2C′est à ce type d′objectif que répond le présent ouvrage, ainsi que la manifestation scientifique à partir de laquelle il a été préparé1. Parmi les défis majeurs qui se posent actuellement au niveau mondial, deux d′entre eux nous sont apparus particulièrement prégnants. Il s′agit, en premier lieu, du développement des ressources d′origine agricole pour faire face aux besoins alimentaires d′une population mondiale de plus en plus nombreuse et aux besoins non alimentaires – notamment énergétiques – également croissants. Par ailleurs, il parait également nécessaire de préserver des écosystèmes particulièrement fragilisés, du fait notamment des activités humaines de production intensive. Le développement des agro-ressources est-il compatible avec la préservation de l′environnement ? C′est la question centrale à laquelle cet ouvrage collectif tente de répondre, d′une manière circonstanciée, en partant de l′observation de situations contrastées : des terres hautement productives du bassin parisien à celles en cours de défrichement du bassin amazonien, en passant par des cas intermédiaires au Québec ou dans divers pays du Maghreb.

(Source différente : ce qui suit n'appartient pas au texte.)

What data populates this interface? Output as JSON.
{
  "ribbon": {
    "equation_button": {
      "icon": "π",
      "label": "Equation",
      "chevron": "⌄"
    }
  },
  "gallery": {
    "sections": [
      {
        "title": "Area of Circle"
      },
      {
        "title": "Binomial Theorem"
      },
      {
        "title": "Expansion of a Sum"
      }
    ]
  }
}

3Ces observations multiples mettent en évidence l′importance de la contextualisation dans l′analyse des thématiques étudiées. Ainsi, l′état des écosystèmes et les conditions de production des agro-ressources diffèrent d′un endroit à l′autre ; il en va de même des niveaux technologiques, des modes d′organisation des exploitations et des marchés, ainsi que de nombre de facteurs socio-économique comme le régime de propriété ou les modes de consommation. Par là, l′articulation des politiques agricoles et environnementales ne peut être identique aux États-Unis, en Russie, dans l′Union Européenne ou dans les pays du Sud.

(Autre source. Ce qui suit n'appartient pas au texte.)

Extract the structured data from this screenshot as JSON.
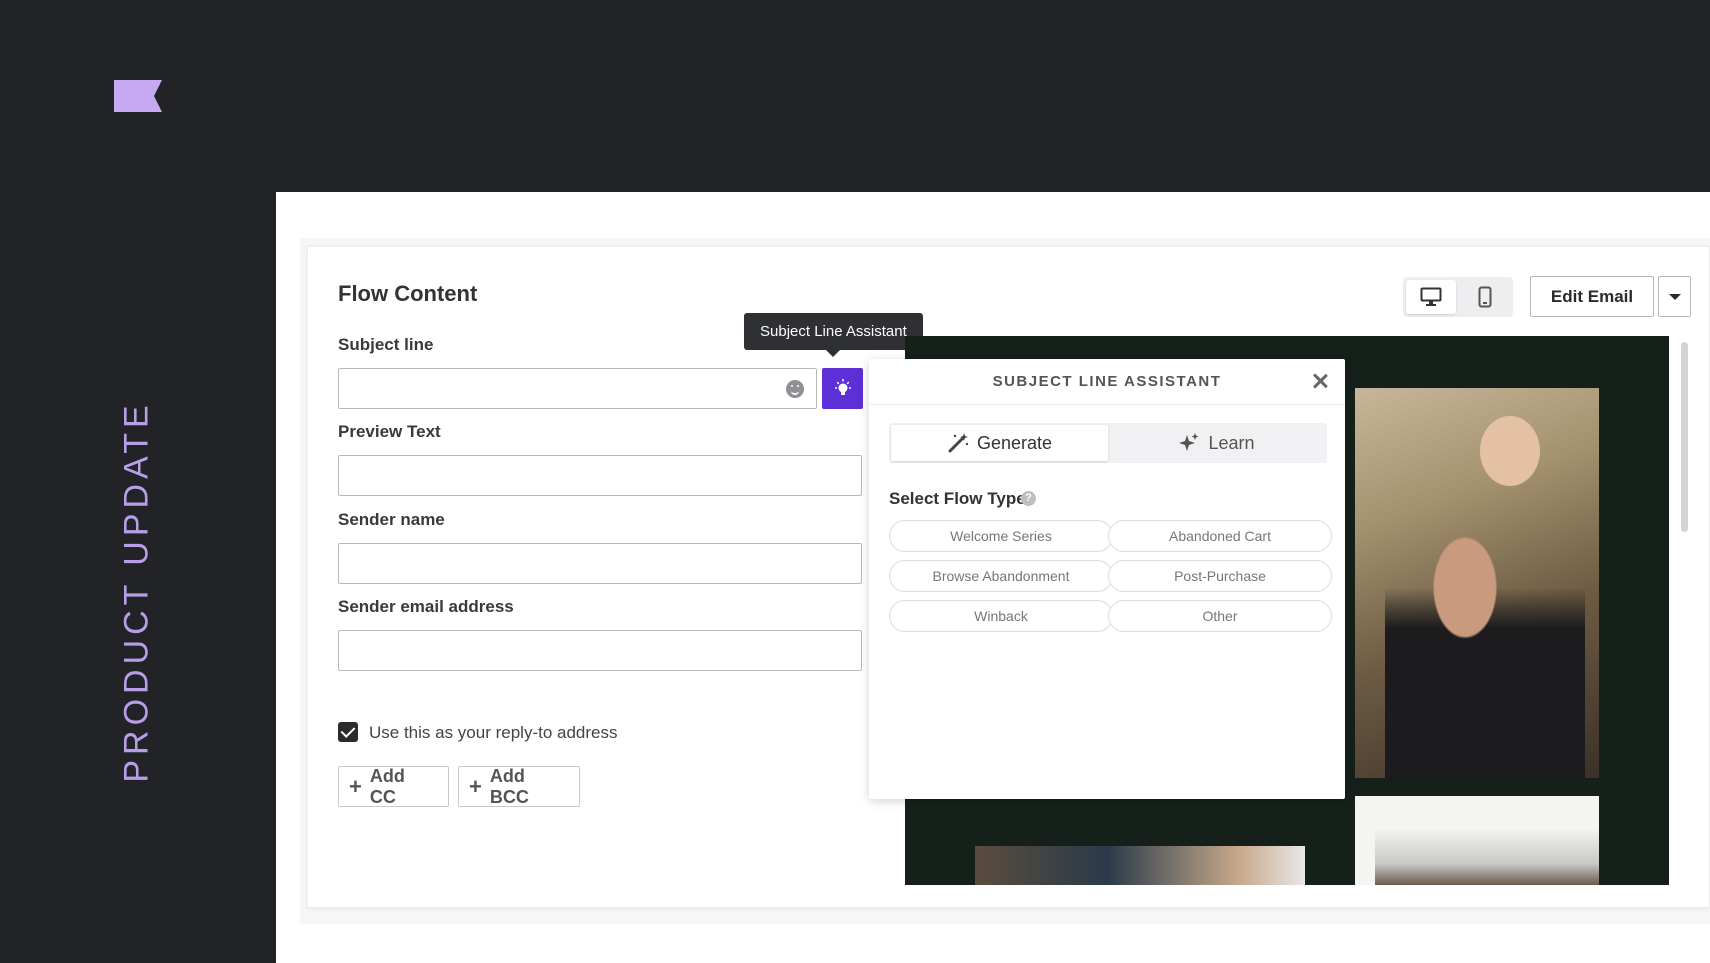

4Cependant, au-delà de la diversité des situations observables et à travers elles, quelques aspects communs se révèlent, constituant autant de repères permettant d′esquisser une réponse positive à la question posée. Pour aller à l′essentiel, cette réponse argumante pour une compatibilité entre le développement des productions agricoles (à usage alimentaire ou non alimentaire) et la préservation des écosystèmes. Quelques exemples, présentés dans cet ouvrage, plaident dans ce sens : ici, un produit de terroir spécifique (huile d′argan) constitue un levier de développement d′une région rurale défavorisée ; là, ce sont des préoccupations en termes de « commerce équitable » qui sont prises en compte. Certes, il ne faudrait pas hâtivement généraliser et d′autres cas présentés dans l′ouvrage montrent le maintien de pratiques managériales peu sensibles aux atteintes portées à l′environnement ou qui se contentent d′un discours lénifiant, accompagné de quelques mesures gadgets, visant à « verdir » leurs activités. Une voie semble néanmoins possible dans le sens d′une compatibilité entre les deux objectifs – économiques d′une part, écologiques d′autre part – qui constituent l′un et l′autre des enjeux sociétaux cruciaux.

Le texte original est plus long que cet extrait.